One of the concerns that caught my eye was when a manager in the hospitality industry, a hotel HR manager, expressed concern that personal employee information such as fingerprints would be discoverable on remote devices.

A knowledgeable vendor in the room confirmed what several others mentioned; biometric data is kept in an unrecognizable algorithm, so there aren’t actually any pictures of employee fingerprints, iris, or facial data that can be copied and used.

The information is locked in the system and stored in a code that only the system can recognize. If the data were to somehow find its way outside of the system, it would be completely unrecognizable, and inherently unusable.

Our employees will be relieved to know that we will have added an additional step to secure their personal data while opening up more ways for them to feel assured that their personal time and attendance records are more accurate, personal, and verifiable.

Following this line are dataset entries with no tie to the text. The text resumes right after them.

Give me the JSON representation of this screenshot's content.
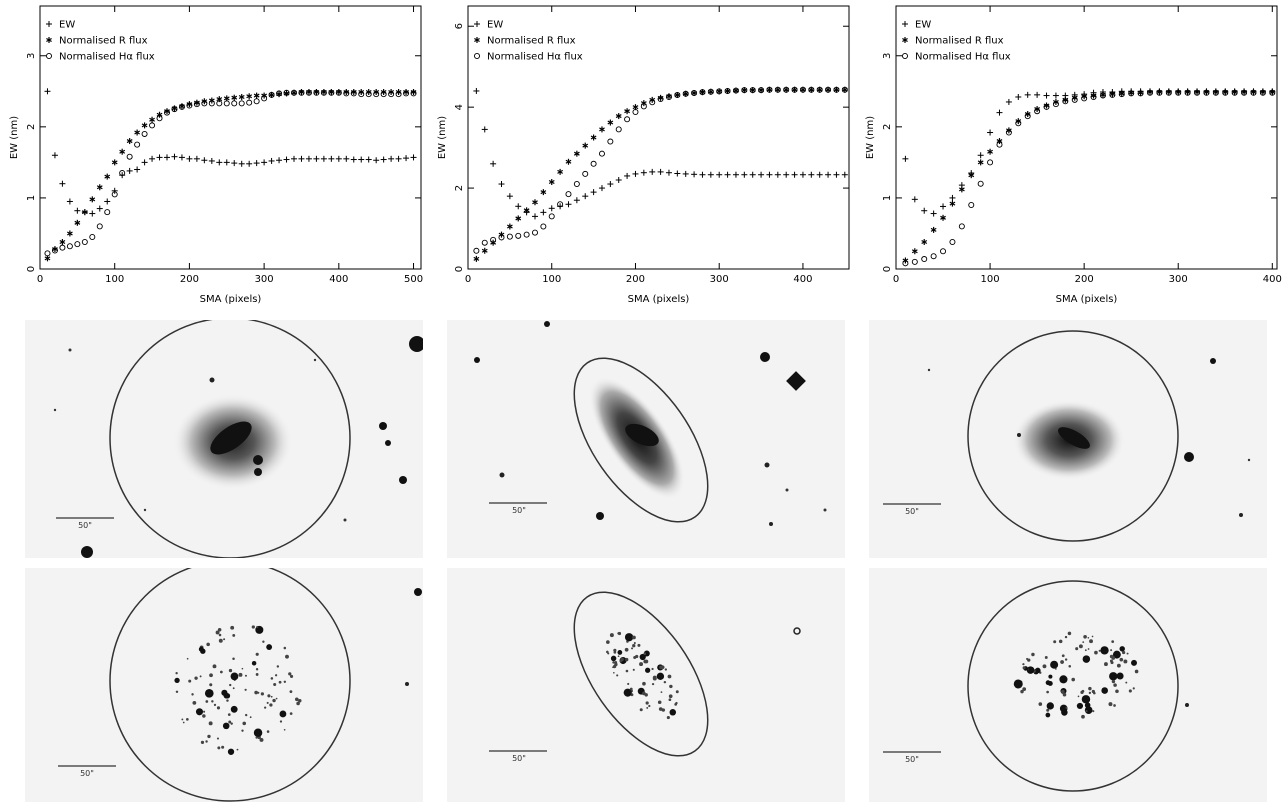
{
  "chart_data": [
    {
      "type": "scatter",
      "xlabel": "SMA (pixels)",
      "ylabel": "EW (nm)",
      "xlim": [
        0,
        510
      ],
      "ylim": [
        0,
        3.7
      ],
      "xticks": [
        0,
        100,
        200,
        300,
        400,
        500
      ],
      "yticks": [
        0,
        1,
        2,
        3
      ],
      "legend_position": "top-left",
      "series": [
        {
          "name": "EW",
          "marker": "plus",
          "x": [
            10,
            20,
            30,
            40,
            50,
            60,
            70,
            80,
            90,
            100,
            110,
            120,
            130,
            140,
            150,
            160,
            170,
            180,
            190,
            200,
            210,
            220,
            230,
            240,
            250,
            260,
            270,
            280,
            290,
            300,
            310,
            320,
            330,
            340,
            350,
            360,
            370,
            380,
            390,
            400,
            410,
            420,
            430,
            440,
            450,
            460,
            470,
            480,
            490,
            500
          ],
          "y": [
            2.5,
            1.6,
            1.2,
            0.95,
            0.82,
            0.8,
            0.78,
            0.85,
            0.95,
            1.1,
            1.32,
            1.38,
            1.4,
            1.5,
            1.55,
            1.57,
            1.57,
            1.58,
            1.57,
            1.55,
            1.55,
            1.53,
            1.52,
            1.5,
            1.5,
            1.49,
            1.48,
            1.48,
            1.49,
            1.5,
            1.52,
            1.53,
            1.54,
            1.55,
            1.55,
            1.55,
            1.55,
            1.55,
            1.55,
            1.55,
            1.55,
            1.54,
            1.54,
            1.54,
            1.53,
            1.54,
            1.55,
            1.55,
            1.56,
            1.57
          ]
        },
        {
          "name": "Normalised R flux",
          "marker": "asterisk",
          "x": [
            10,
            20,
            30,
            40,
            50,
            60,
            70,
            80,
            90,
            100,
            110,
            120,
            130,
            140,
            150,
            160,
            170,
            180,
            190,
            200,
            210,
            220,
            230,
            240,
            250,
            260,
            270,
            280,
            290,
            300,
            310,
            320,
            330,
            340,
            350,
            360,
            370,
            380,
            390,
            400,
            410,
            420,
            430,
            440,
            450,
            460,
            470,
            480,
            490,
            500
          ],
          "y": [
            0.15,
            0.28,
            0.38,
            0.5,
            0.65,
            0.8,
            0.98,
            1.15,
            1.3,
            1.5,
            1.65,
            1.8,
            1.92,
            2.02,
            2.1,
            2.17,
            2.22,
            2.26,
            2.29,
            2.32,
            2.34,
            2.36,
            2.37,
            2.39,
            2.4,
            2.41,
            2.42,
            2.43,
            2.44,
            2.44,
            2.45,
            2.46,
            2.47,
            2.48,
            2.49,
            2.49,
            2.49,
            2.49,
            2.49,
            2.49,
            2.49,
            2.49,
            2.49,
            2.49,
            2.49,
            2.49,
            2.49,
            2.49,
            2.49,
            2.49
          ]
        },
        {
          "name": "Normalised Hα flux",
          "marker": "circle",
          "x": [
            10,
            20,
            30,
            40,
            50,
            60,
            70,
            80,
            90,
            100,
            110,
            120,
            130,
            140,
            150,
            160,
            170,
            180,
            190,
            200,
            210,
            220,
            230,
            240,
            250,
            260,
            270,
            280,
            290,
            300,
            310,
            320,
            330,
            340,
            350,
            360,
            370,
            380,
            390,
            400,
            410,
            420,
            430,
            440,
            450,
            460,
            470,
            480,
            490,
            500
          ],
          "y": [
            0.22,
            0.26,
            0.3,
            0.32,
            0.35,
            0.38,
            0.45,
            0.6,
            0.8,
            1.05,
            1.35,
            1.58,
            1.75,
            1.9,
            2.02,
            2.12,
            2.2,
            2.25,
            2.28,
            2.3,
            2.32,
            2.33,
            2.33,
            2.33,
            2.33,
            2.33,
            2.33,
            2.34,
            2.36,
            2.4,
            2.45,
            2.47,
            2.48,
            2.48,
            2.48,
            2.48,
            2.48,
            2.48,
            2.48,
            2.48,
            2.47,
            2.47,
            2.46,
            2.46,
            2.46,
            2.46,
            2.46,
            2.46,
            2.47,
            2.47
          ]
        }
      ]
    },
    {
      "type": "scatter",
      "xlabel": "SMA (pixels)",
      "ylabel": "EW (nm)",
      "xlim": [
        0,
        455
      ],
      "ylim": [
        0,
        6.5
      ],
      "xticks": [
        0,
        100,
        200,
        300,
        400
      ],
      "yticks": [
        0,
        2,
        4,
        6
      ],
      "legend_position": "top-left",
      "series": [
        {
          "name": "EW",
          "marker": "plus",
          "x": [
            10,
            20,
            30,
            40,
            50,
            60,
            70,
            80,
            90,
            100,
            110,
            120,
            130,
            140,
            150,
            160,
            170,
            180,
            190,
            200,
            210,
            220,
            230,
            240,
            250,
            260,
            270,
            280,
            290,
            300,
            310,
            320,
            330,
            340,
            350,
            360,
            370,
            380,
            390,
            400,
            410,
            420,
            430,
            440,
            450
          ],
          "y": [
            4.4,
            3.45,
            2.6,
            2.1,
            1.8,
            1.55,
            1.4,
            1.3,
            1.4,
            1.5,
            1.55,
            1.6,
            1.7,
            1.8,
            1.9,
            2.0,
            2.1,
            2.2,
            2.3,
            2.35,
            2.38,
            2.4,
            2.4,
            2.38,
            2.36,
            2.35,
            2.34,
            2.33,
            2.33,
            2.33,
            2.33,
            2.33,
            2.33,
            2.33,
            2.33,
            2.33,
            2.33,
            2.33,
            2.33,
            2.33,
            2.33,
            2.33,
            2.33,
            2.33,
            2.33
          ]
        },
        {
          "name": "Normalised R flux",
          "marker": "asterisk",
          "x": [
            10,
            20,
            30,
            40,
            50,
            60,
            70,
            80,
            90,
            100,
            110,
            120,
            130,
            140,
            150,
            160,
            170,
            180,
            190,
            200,
            210,
            220,
            230,
            240,
            250,
            260,
            270,
            280,
            290,
            300,
            310,
            320,
            330,
            340,
            350,
            360,
            370,
            380,
            390,
            400,
            410,
            420,
            430,
            440,
            450
          ],
          "y": [
            0.25,
            0.45,
            0.65,
            0.85,
            1.05,
            1.25,
            1.45,
            1.65,
            1.9,
            2.15,
            2.4,
            2.65,
            2.85,
            3.05,
            3.25,
            3.45,
            3.62,
            3.78,
            3.9,
            4.0,
            4.1,
            4.18,
            4.23,
            4.27,
            4.3,
            4.33,
            4.35,
            4.37,
            4.38,
            4.39,
            4.4,
            4.41,
            4.42,
            4.42,
            4.42,
            4.43,
            4.43,
            4.43,
            4.43,
            4.43,
            4.43,
            4.43,
            4.43,
            4.43,
            4.43
          ]
        },
        {
          "name": "Normalised Hα flux",
          "marker": "circle",
          "x": [
            10,
            20,
            30,
            40,
            50,
            60,
            70,
            80,
            90,
            100,
            110,
            120,
            130,
            140,
            150,
            160,
            170,
            180,
            190,
            200,
            210,
            220,
            230,
            240,
            250,
            260,
            270,
            280,
            290,
            300,
            310,
            320,
            330,
            340,
            350,
            360,
            370,
            380,
            390,
            400,
            410,
            420,
            430,
            440,
            450
          ],
          "y": [
            0.45,
            0.65,
            0.72,
            0.78,
            0.8,
            0.82,
            0.85,
            0.9,
            1.05,
            1.3,
            1.6,
            1.85,
            2.1,
            2.35,
            2.6,
            2.85,
            3.15,
            3.45,
            3.7,
            3.88,
            4.02,
            4.12,
            4.2,
            4.25,
            4.3,
            4.33,
            4.35,
            4.37,
            4.38,
            4.39,
            4.4,
            4.41,
            4.42,
            4.42,
            4.42,
            4.43,
            4.43,
            4.43,
            4.43,
            4.43,
            4.43,
            4.43,
            4.43,
            4.43,
            4.43
          ]
        }
      ]
    },
    {
      "type": "scatter",
      "xlabel": "SMA (pixels)",
      "ylabel": "EW (nm)",
      "xlim": [
        0,
        405
      ],
      "ylim": [
        0,
        3.7
      ],
      "xticks": [
        0,
        100,
        200,
        300,
        400
      ],
      "yticks": [
        0,
        1,
        2,
        3
      ],
      "legend_position": "top-left",
      "series": [
        {
          "name": "EW",
          "marker": "plus",
          "x": [
            10,
            20,
            30,
            40,
            50,
            60,
            70,
            80,
            90,
            100,
            110,
            120,
            130,
            140,
            150,
            160,
            170,
            180,
            190,
            200,
            210,
            220,
            230,
            240,
            250,
            260,
            270,
            280,
            290,
            300,
            310,
            320,
            330,
            340,
            350,
            360,
            370,
            380,
            390,
            400
          ],
          "y": [
            1.55,
            0.98,
            0.82,
            0.78,
            0.88,
            1.0,
            1.18,
            1.35,
            1.6,
            1.92,
            2.2,
            2.35,
            2.42,
            2.45,
            2.45,
            2.44,
            2.44,
            2.44,
            2.45,
            2.46,
            2.48,
            2.49,
            2.49,
            2.5,
            2.5,
            2.5,
            2.5,
            2.5,
            2.5,
            2.5,
            2.5,
            2.5,
            2.5,
            2.5,
            2.5,
            2.5,
            2.5,
            2.5,
            2.5,
            2.5
          ]
        },
        {
          "name": "Normalised R flux",
          "marker": "asterisk",
          "x": [
            10,
            20,
            30,
            40,
            50,
            60,
            70,
            80,
            90,
            100,
            110,
            120,
            130,
            140,
            150,
            160,
            170,
            180,
            190,
            200,
            210,
            220,
            230,
            240,
            250,
            260,
            270,
            280,
            290,
            300,
            310,
            320,
            330,
            340,
            350,
            360,
            370,
            380,
            390,
            400
          ],
          "y": [
            0.12,
            0.25,
            0.38,
            0.55,
            0.72,
            0.92,
            1.12,
            1.32,
            1.5,
            1.65,
            1.8,
            1.95,
            2.08,
            2.18,
            2.25,
            2.3,
            2.35,
            2.38,
            2.41,
            2.43,
            2.44,
            2.45,
            2.46,
            2.47,
            2.48,
            2.48,
            2.49,
            2.49,
            2.49,
            2.49,
            2.49,
            2.49,
            2.49,
            2.49,
            2.49,
            2.49,
            2.49,
            2.49,
            2.49,
            2.49
          ]
        },
        {
          "name": "Normalised Hα flux",
          "marker": "circle",
          "x": [
            10,
            20,
            30,
            40,
            50,
            60,
            70,
            80,
            90,
            100,
            110,
            120,
            130,
            140,
            150,
            160,
            170,
            180,
            190,
            200,
            210,
            220,
            230,
            240,
            250,
            260,
            270,
            280,
            290,
            300,
            310,
            320,
            330,
            340,
            350,
            360,
            370,
            380,
            390,
            400
          ],
          "y": [
            0.08,
            0.1,
            0.14,
            0.18,
            0.25,
            0.38,
            0.6,
            0.9,
            1.2,
            1.5,
            1.75,
            1.92,
            2.05,
            2.15,
            2.22,
            2.28,
            2.32,
            2.36,
            2.38,
            2.4,
            2.42,
            2.44,
            2.45,
            2.46,
            2.47,
            2.47,
            2.48,
            2.48,
            2.48,
            2.48,
            2.48,
            2.48,
            2.48,
            2.48,
            2.48,
            2.48,
            2.48,
            2.48,
            2.48,
            2.48
          ]
        }
      ]
    }
  ],
  "images": {
    "scale_bar_label": "50\""
  }
}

Final caveat: since new state and local labor laws are popping up all the time, all small business owners like myself should definitely review the regulations that affect their specific location before purchasing any type of employee biometric clock system.

I have recently learned, for instance, that some states do not allow the capture and use of fingerprints. Check with your local government to make sure the biometric technology you choose is approved for use in your area.